Dirty Spirits, by Sawney Hatton

I was offered a copy of this book in exchange for an honest review. This review may contain spoilers.

Dirty Spirits is not like anything I’ve ever read before. It is full of really interesting and unique body horror without straying too far into splatterpunk/extreme horror territory, and is a brilliant example of high personal stakes. I firmly believe that all good horror has a bit of surrealism mixed in, but I’ve found more modern novels lacking. Dirty Spirits absolutely hit the spot for me.

The novel has a really interesting narrative structure to it.
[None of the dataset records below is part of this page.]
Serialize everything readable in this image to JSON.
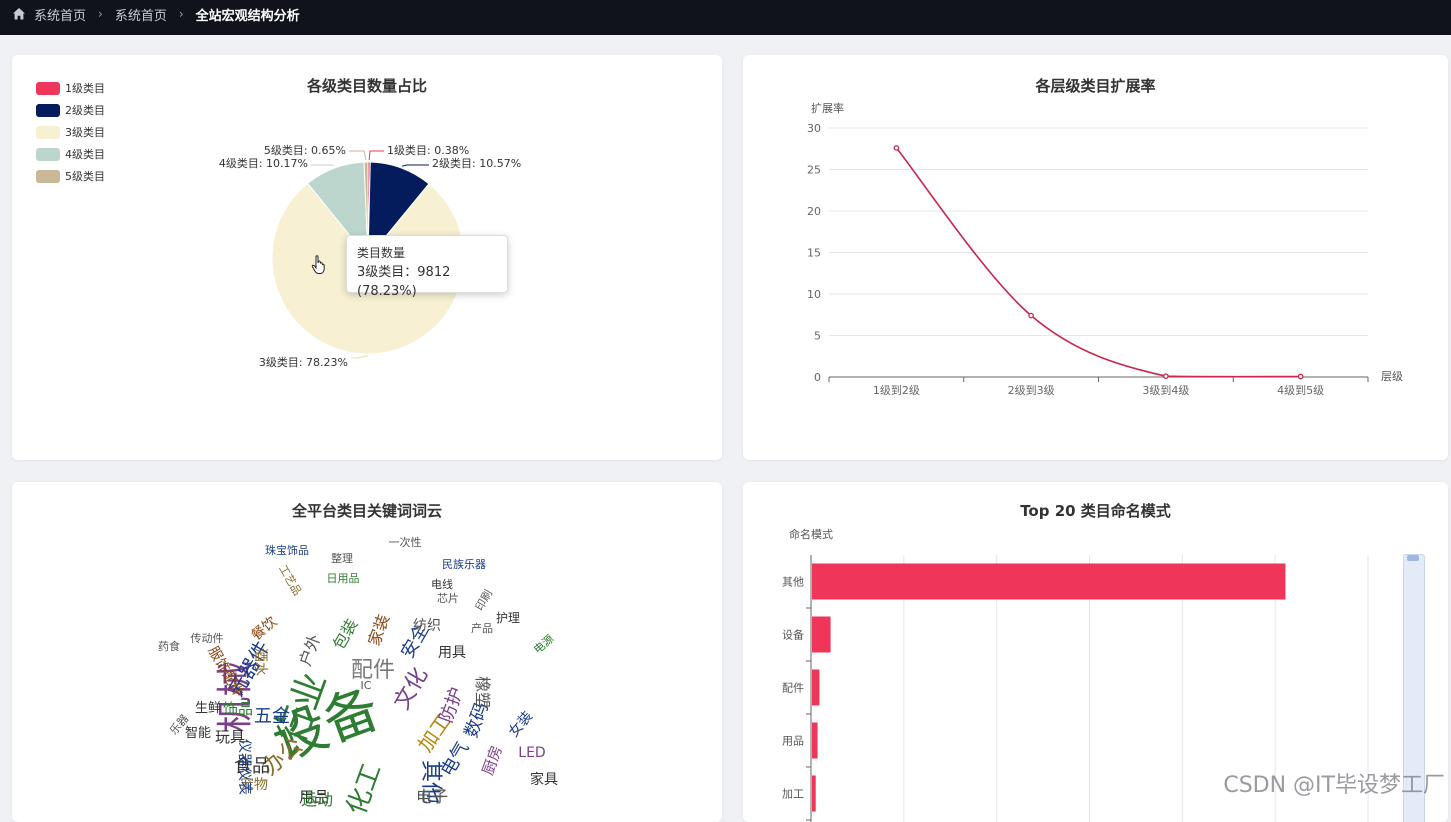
{
  "breadcrumb": {
    "items": [
      "系统首页",
      "系统首页",
      "全站宏观结构分析"
    ]
  },
  "pie_card": {
    "title": "各级类目数量占比",
    "legend": [
      {
        "label": "1级类目",
        "color": "#f0355a"
      },
      {
        "label": "2级类目",
        "color": "#051c5c"
      },
      {
        "label": "3级类目",
        "color": "#f8f0d2"
      },
      {
        "label": "4级类目",
        "color": "#bdd6cd"
      },
      {
        "label": "5级类目",
        "color": "#c8b895"
      }
    ],
    "slice_labels": [
      "1级类目: 0.38%",
      "2级类目: 10.57%",
      "3级类目: 78.23%",
      "4级类目: 10.17%",
      "5级类目: 0.65%"
    ],
    "tooltip": {
      "title": "类目数量",
      "text": "3级类目：9812 (78.23%)"
    }
  },
  "line_card": {
    "title": "各层级类目扩展率",
    "ylabel": "扩展率",
    "xlabel": "层级"
  },
  "cloud_card": {
    "title": "全平台类目关键词词云",
    "words": [
      {
        "t": "设备",
        "color": "#2e7d32"
      },
      {
        "t": "机械",
        "color": "#7b3f8c"
      },
      {
        "t": "行业",
        "color": "#2e7d32"
      },
      {
        "t": "配件",
        "color": "#7a7a7a"
      },
      {
        "t": "文化",
        "color": "#7b3f8c"
      },
      {
        "t": "加工",
        "color": "#b8860b"
      },
      {
        "t": "其他",
        "color": "#1a3c8c"
      },
      {
        "t": "化工",
        "color": "#2e7d32"
      },
      {
        "t": "办公",
        "color": "#8b6d2e"
      },
      {
        "t": "元器件",
        "color": "#1a3c8c"
      },
      {
        "t": "防护",
        "color": "#7b3f8c"
      },
      {
        "t": "安全",
        "color": "#1a3c8c"
      },
      {
        "t": "家装",
        "color": "#8b4513"
      },
      {
        "t": "户外",
        "color": "#555"
      },
      {
        "t": "包装",
        "color": "#2e7d32"
      },
      {
        "t": "食品",
        "color": "#333"
      },
      {
        "t": "五金",
        "color": "#1a3c8c"
      },
      {
        "t": "纺织",
        "color": "#555"
      },
      {
        "t": "用具",
        "color": "#333"
      },
      {
        "t": "数码",
        "color": "#1a3c8c"
      },
      {
        "t": "电气",
        "color": "#1a3c8c"
      },
      {
        "t": "厨房",
        "color": "#7b3f8c"
      },
      {
        "t": "饰品",
        "color": "#2e7d32"
      },
      {
        "t": "玩具",
        "color": "#333"
      },
      {
        "t": "服饰配件",
        "color": "#8b4513"
      },
      {
        "t": "用品",
        "color": "#333"
      },
      {
        "t": "餐饮",
        "color": "#8b4513"
      },
      {
        "t": "橡塑",
        "color": "#555"
      },
      {
        "t": "宠物",
        "color": "#8b6d2e"
      },
      {
        "t": "仪器仪表",
        "color": "#1a3c8c"
      },
      {
        "t": "智能",
        "color": "#333"
      },
      {
        "t": "酒水",
        "color": "#8b6d2e"
      },
      {
        "t": "生鲜",
        "color": "#333"
      },
      {
        "t": "珠宝饰品",
        "color": "#1a3c8c"
      },
      {
        "t": "民族乐器",
        "color": "#1a3c8c"
      },
      {
        "t": "电线",
        "color": "#333"
      },
      {
        "t": "印刷",
        "color": "#555"
      },
      {
        "t": "护理",
        "color": "#333"
      },
      {
        "t": "芯片",
        "color": "#555"
      },
      {
        "t": "工艺品",
        "color": "#8b6d2e"
      },
      {
        "t": "日用品",
        "color": "#2e7d32"
      },
      {
        "t": "一次性",
        "color": "#555"
      },
      {
        "t": "整理",
        "color": "#555"
      },
      {
        "t": "药食",
        "color": "#555"
      },
      {
        "t": "传动件",
        "color": "#555"
      },
      {
        "t": "产品",
        "color": "#555"
      },
      {
        "t": "电源",
        "color": "#2e7d32"
      },
      {
        "t": "LED",
        "color": "#7b3f8c"
      },
      {
        "t": "女装",
        "color": "#1a3c8c"
      },
      {
        "t": "家具",
        "color": "#333"
      },
      {
        "t": "运动",
        "color": "#2e7d32"
      },
      {
        "t": "IC",
        "color": "#555"
      },
      {
        "t": "电子",
        "color": "#555"
      },
      {
        "t": "乐器",
        "color": "#555"
      }
    ]
  },
  "bar_card": {
    "title": "Top 20 类目命名模式",
    "ylabel": "命名模式"
  },
  "watermark": "CSDN @IT毕设梦工厂",
  "chart_data": [
    {
      "type": "pie",
      "title": "各级类目数量占比",
      "categories": [
        "1级类目",
        "2级类目",
        "3级类目",
        "4级类目",
        "5级类目"
      ],
      "values": [
        0.38,
        10.57,
        78.23,
        10.17,
        0.65
      ],
      "unit": "%",
      "colors": [
        "#f0355a",
        "#051c5c",
        "#f8f0d2",
        "#bdd6cd",
        "#c8b895"
      ],
      "legend": "top-left",
      "highlighted": {
        "category": "3级类目",
        "count": 9812,
        "percent": 78.23
      }
    },
    {
      "type": "line",
      "title": "各层级类目扩展率",
      "xlabel": "层级",
      "ylabel": "扩展率",
      "categories": [
        "1级到2级",
        "2级到3级",
        "3级到4级",
        "4级到5级"
      ],
      "values": [
        27.6,
        7.4,
        0.1,
        0.06
      ],
      "ylim": [
        0,
        30
      ],
      "yticks": [
        0,
        5,
        10,
        15,
        20,
        25,
        30
      ],
      "color": "#c8274f",
      "smooth": true,
      "grid": true
    },
    {
      "type": "bar",
      "orientation": "horizontal",
      "title": "Top 20 类目命名模式",
      "ylabel": "命名模式",
      "categories": [
        "其他",
        "设备",
        "配件",
        "用品",
        "加工"
      ],
      "values": [
        510,
        20,
        8,
        6,
        4
      ],
      "xlim": [
        0,
        600
      ],
      "color": "#f0355a",
      "grid": true
    }
  ]
}
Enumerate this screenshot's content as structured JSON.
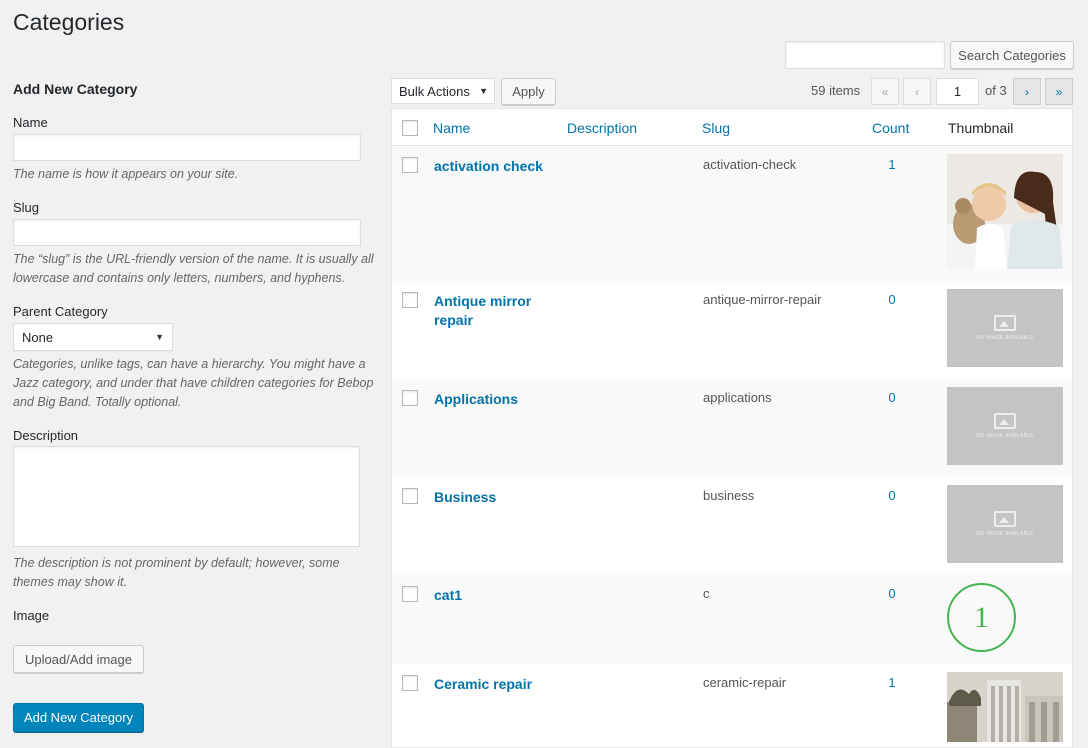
{
  "page": {
    "title": "Categories"
  },
  "search": {
    "button_label": "Search Categories",
    "value": ""
  },
  "form": {
    "heading": "Add New Category",
    "name_label": "Name",
    "name_help": "The name is how it appears on your site.",
    "slug_label": "Slug",
    "slug_help": "The “slug” is the URL-friendly version of the name. It is usually all lowercase and contains only letters, numbers, and hyphens.",
    "parent_label": "Parent Category",
    "parent_value": "None",
    "parent_help": "Categories, unlike tags, can have a hierarchy. You might have a Jazz category, and under that have children categories for Bebop and Big Band. Totally optional.",
    "description_label": "Description",
    "description_help": "The description is not prominent by default; however, some themes may show it.",
    "image_label": "Image",
    "upload_button": "Upload/Add image",
    "submit_button": "Add New Category"
  },
  "tablenav": {
    "bulk_actions": "Bulk Actions",
    "apply": "Apply",
    "items_count": "59 items",
    "first": "«",
    "prev": "‹",
    "current_page": "1",
    "of_pages": "of 3",
    "next": "›",
    "last": "»"
  },
  "table": {
    "columns": {
      "name": "Name",
      "description": "Description",
      "slug": "Slug",
      "count": "Count",
      "thumbnail": "Thumbnail"
    },
    "no_image_text": "NO IMAGE AVAILABLE",
    "rows": [
      {
        "name": "activation check",
        "slug": "activation-check",
        "count": "1",
        "thumbnail": "photo"
      },
      {
        "name": "Antique mirror repair",
        "slug": "antique-mirror-repair",
        "count": "0",
        "thumbnail": "no-image"
      },
      {
        "name": "Applications",
        "slug": "applications",
        "count": "0",
        "thumbnail": "no-image"
      },
      {
        "name": "Business",
        "slug": "business",
        "count": "0",
        "thumbnail": "no-image"
      },
      {
        "name": "cat1",
        "slug": "c",
        "count": "0",
        "thumbnail": "circle",
        "thumbnail_text": "1"
      },
      {
        "name": "Ceramic repair",
        "slug": "ceramic-repair",
        "count": "1",
        "thumbnail": "building-photo"
      }
    ]
  },
  "colors": {
    "link": "#0073aa",
    "primary_button": "#0085ba",
    "circle_badge": "#46b450"
  }
}
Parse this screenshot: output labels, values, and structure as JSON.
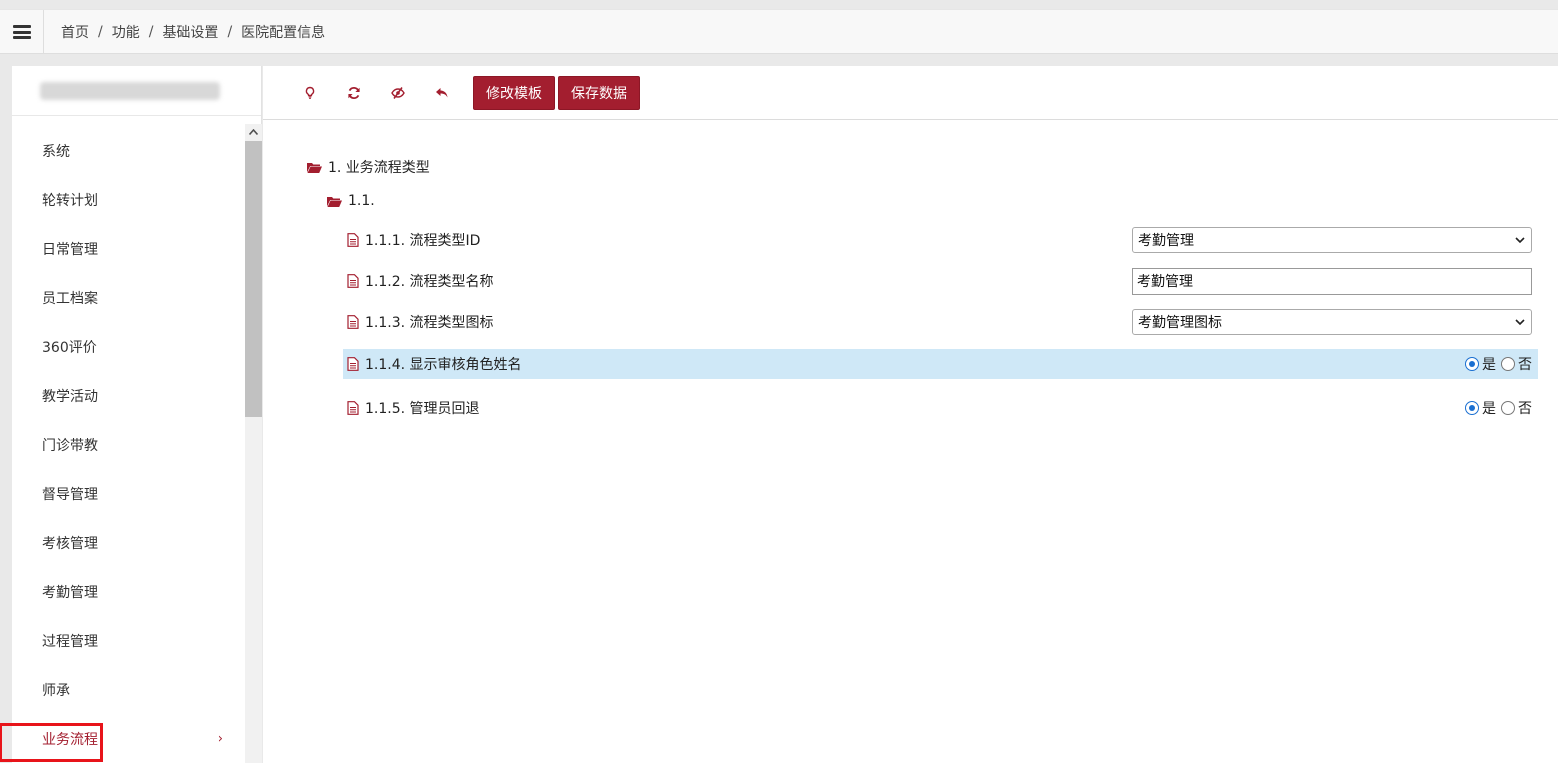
{
  "breadcrumb": [
    "首页",
    "功能",
    "基础设置",
    "医院配置信息"
  ],
  "breadcrumb_sep": "/",
  "sidebar": {
    "items": [
      {
        "label": "系统"
      },
      {
        "label": "轮转计划"
      },
      {
        "label": "日常管理"
      },
      {
        "label": "员工档案"
      },
      {
        "label": "360评价"
      },
      {
        "label": "教学活动"
      },
      {
        "label": "门诊带教"
      },
      {
        "label": "督导管理"
      },
      {
        "label": "考核管理"
      },
      {
        "label": "考勤管理"
      },
      {
        "label": "过程管理"
      },
      {
        "label": "师承"
      },
      {
        "label": "业务流程",
        "active": true
      }
    ],
    "chevron": "›"
  },
  "toolbar": {
    "icons": [
      "lightbulb-icon",
      "refresh-icon",
      "eye-slash-icon",
      "undo-icon"
    ],
    "edit_template_label": "修改模板",
    "save_data_label": "保存数据"
  },
  "tree": {
    "root_label": "1. 业务流程类型",
    "group_label": "1.1.",
    "rows": [
      {
        "label": "1.1.1. 流程类型ID",
        "control": "select",
        "value": "考勤管理"
      },
      {
        "label": "1.1.2. 流程类型名称",
        "control": "text",
        "value": "考勤管理"
      },
      {
        "label": "1.1.3. 流程类型图标",
        "control": "select",
        "value": "考勤管理图标"
      },
      {
        "label": "1.1.4. 显示审核角色姓名",
        "control": "radio",
        "yes": "是",
        "no": "否",
        "selected": "是",
        "highlighted": true
      },
      {
        "label": "1.1.5. 管理员回退",
        "control": "radio",
        "yes": "是",
        "no": "否",
        "selected": "是"
      }
    ]
  },
  "colors": {
    "accent": "#a31e2f",
    "highlight_row": "#cfe8f7",
    "active_outline": "#e8141a",
    "radio_on": "#1a6fd1"
  }
}
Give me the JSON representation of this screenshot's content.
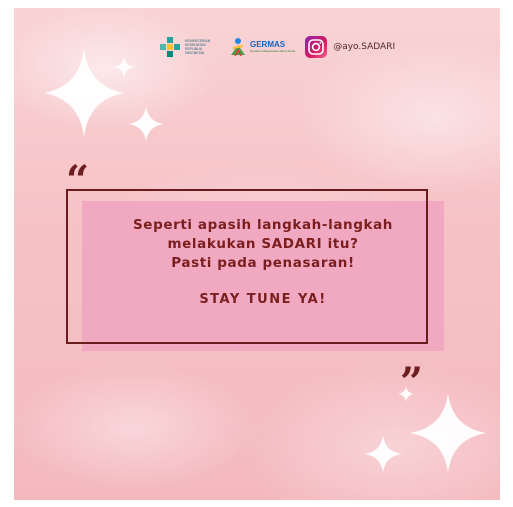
{
  "header": {
    "ministry_logo_text": [
      "KEMENTERIAN",
      "KESEHATAN",
      "REPUBLIK",
      "INDONESIA"
    ],
    "germas_logo_text": "GERMAS",
    "germas_tagline": "Gerakan Masyarakat Hidup Sehat",
    "instagram_handle": "@ayo.SADARI"
  },
  "quote": {
    "open_mark": "“",
    "close_mark": "”",
    "lines": [
      "Seperti apasih langkah-langkah",
      "melakukan SADARI itu?",
      "Pasti pada penasaran!"
    ],
    "call_to_action": "STAY TUNE YA!"
  },
  "colors": {
    "background": "#f6c2c6",
    "text": "#7a1e1e",
    "frame": "#6b1c1c",
    "shadow_box": "#f1a9c2"
  },
  "icons": [
    "kemenkes-logo",
    "germas-logo",
    "instagram-icon",
    "sparkle-icon"
  ]
}
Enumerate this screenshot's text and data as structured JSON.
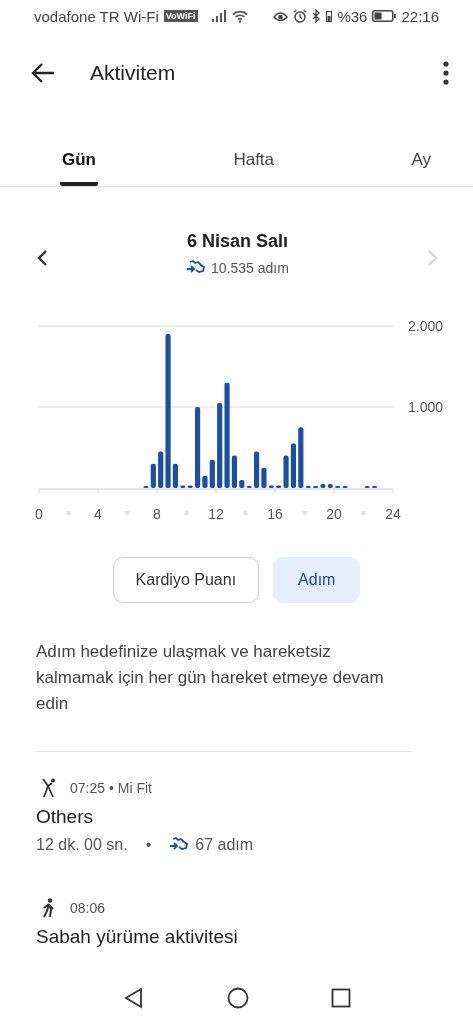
{
  "status_bar": {
    "carrier": "vodafone TR Wi-Fi",
    "vowifi": "VoWiFi",
    "battery_percent": "%36",
    "time": "22:16"
  },
  "app_bar": {
    "title": "Aktivitem"
  },
  "tabs": [
    {
      "label": "Gün",
      "selected": true
    },
    {
      "label": "Hafta",
      "selected": false
    },
    {
      "label": "Ay",
      "selected": false
    }
  ],
  "date_nav": {
    "title": "6 Nisan Salı",
    "steps": "10.535 adım",
    "prev_disabled": false,
    "next_disabled": true
  },
  "chart_data": {
    "type": "bar",
    "x": [
      7.25,
      7.75,
      8.25,
      8.75,
      9.25,
      9.75,
      10.25,
      10.75,
      11.25,
      11.75,
      12.25,
      12.75,
      13.25,
      13.75,
      14.25,
      14.75,
      15.25,
      15.75,
      16.25,
      16.75,
      17.25,
      17.75,
      18.25,
      18.75,
      19.25,
      19.75,
      20.25,
      20.75,
      22.25,
      22.75
    ],
    "series": [
      {
        "color": "#1b4fa3",
        "values": [
          20,
          300,
          450,
          1900,
          300,
          30,
          30,
          1000,
          150,
          350,
          1050,
          1300,
          400,
          100,
          10,
          450,
          250,
          30,
          30,
          400,
          550,
          750,
          10,
          10,
          50,
          50,
          10,
          10,
          10,
          10
        ]
      }
    ],
    "xlim": [
      0,
      24
    ],
    "ylim": [
      0,
      2000
    ],
    "xticks": [
      0,
      4,
      8,
      12,
      16,
      20,
      24
    ],
    "yticks": [
      {
        "value": 1000,
        "label": "1.000"
      },
      {
        "value": 2000,
        "label": "2.000"
      }
    ]
  },
  "metric_buttons": [
    {
      "label": "Kardiyo Puanı",
      "selected": false
    },
    {
      "label": "Adım",
      "selected": true
    }
  ],
  "description": "Adım hedefinize ulaşmak ve hareketsiz kalmamak için her gün hareket etmeye devam edin",
  "activities": [
    {
      "kind": "other",
      "time": "07:25 • Mi Fit",
      "title": "Others",
      "duration": "12 dk. 00 sn.",
      "separator": "•",
      "steps": "67 adım"
    },
    {
      "kind": "walk",
      "time": "08:06",
      "title": "Sabah yürüme aktivitesi"
    }
  ]
}
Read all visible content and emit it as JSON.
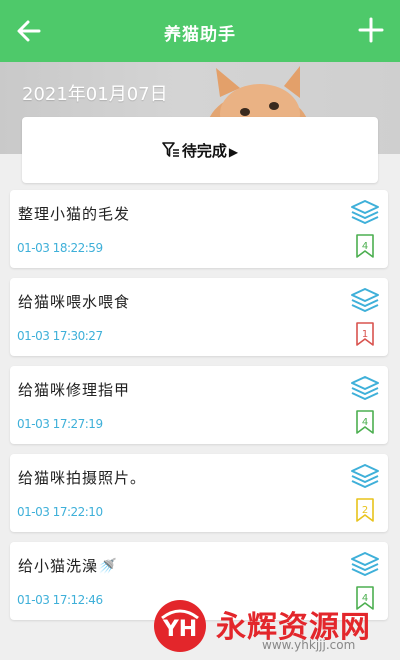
{
  "header": {
    "title": "养猫助手",
    "back_icon": "back-arrow-icon",
    "add_icon": "plus-icon",
    "color": "#4ec96a"
  },
  "banner": {
    "date": "2021年01月07日",
    "image": "orange-cat-photo"
  },
  "filter": {
    "label": "待完成",
    "icon": "filter-list-icon",
    "arrow": "▶"
  },
  "tasks": [
    {
      "title": "整理小猫的毛发",
      "time": "01-03 18:22:59",
      "priority": "4",
      "flag_color": "#4caf50"
    },
    {
      "title": "给猫咪喂水喂食",
      "time": "01-03 17:30:27",
      "priority": "1",
      "flag_color": "#d9534f"
    },
    {
      "title": "给猫咪修理指甲",
      "time": "01-03 17:27:19",
      "priority": "4",
      "flag_color": "#4caf50"
    },
    {
      "title": "给猫咪拍摄照片。",
      "time": "01-03 17:22:10",
      "priority": "2",
      "flag_color": "#e8c31c"
    },
    {
      "title": "给小猫洗澡🚿",
      "time": "01-03 17:12:46",
      "priority": "4",
      "flag_color": "#4caf50"
    }
  ],
  "watermark": {
    "logo_text": "YH",
    "name": "永辉资源网",
    "url": "www.yhkjjj.com"
  },
  "colors": {
    "time": "#3fb0d9",
    "layers_icon": "#3fb0d9"
  }
}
Despite the story focusing mostly on Michelle and her struggles with both addiction and her ex-fiancé Liam, her new partner Doug is our focal point. While this does make for an intriguing story, I felt it left the text itself a little unbalanced. Most of our flashbacks are from Michelle’s point of view, so those little interludes into Doug’s narration ended up being a bit disjointed from the rest of the story.

Despite this, I cannot fault the writing. The tension is tight, the pacing is amazing, and I was kept on edge the entire time. The book is very reminiscent of Jordan Peele’s Get Out, but with more of the paranormal mixed in. One of the most understated scenes is the motel scene – I won’t say much else to avoid spoiling it, but definitely give this book a look at.

Check out Dirty Spirits on Amazon and Goodreads.

About the book

The Fall of the House of Usher meets Evil Dead 2. Experience an offbeat occult ghost story from the twisted mind of Sawney Hatton.

They say you can’t choose who you fall in love with, and Doug believed it.

He didn’t expect to fall in love with an addict. Once he did, he knew the relationship would be challenging. He knew sometimes it would blow chunks and rain shit. He expected it. He prepared for it. But there are some things you can never imagine happening, crazy stuff you can never prepare for no matter how hard you try. All Doug can do now is hang on and hope the love of his life isn’t dragged back into hell by her ex-fiancé who can’t move on.

Because while Liam Fowlington may be dead… he’s far from departed.

Trigger warnings:
Drug & alcohol addiction plays a large part in the story. R-rated sex and violence.

About the author

Sawney Hatton is an author, editor, and screenwriter who has long loved taking trips to the dark side.

Weaned on a steady diet of paranormal horror and creature features, he quickly developed an appetite for all things macabre and monstrous. With early literary influences as tonally disparate as Stephen King’s Pet Sematary, Evelyn Waugh’s The Loved One, and Marquis de Sade’s The 120 Days of Sodom, he enjoys fusing the sinister with the satirical, the abominable with the absurd.

Other incarnations (reincarnations?) of Sawney have produced marketing videos, attended all-night film fests, and played the banjo and sousaphone (not at the same time).

As of this writing he is still very much alive.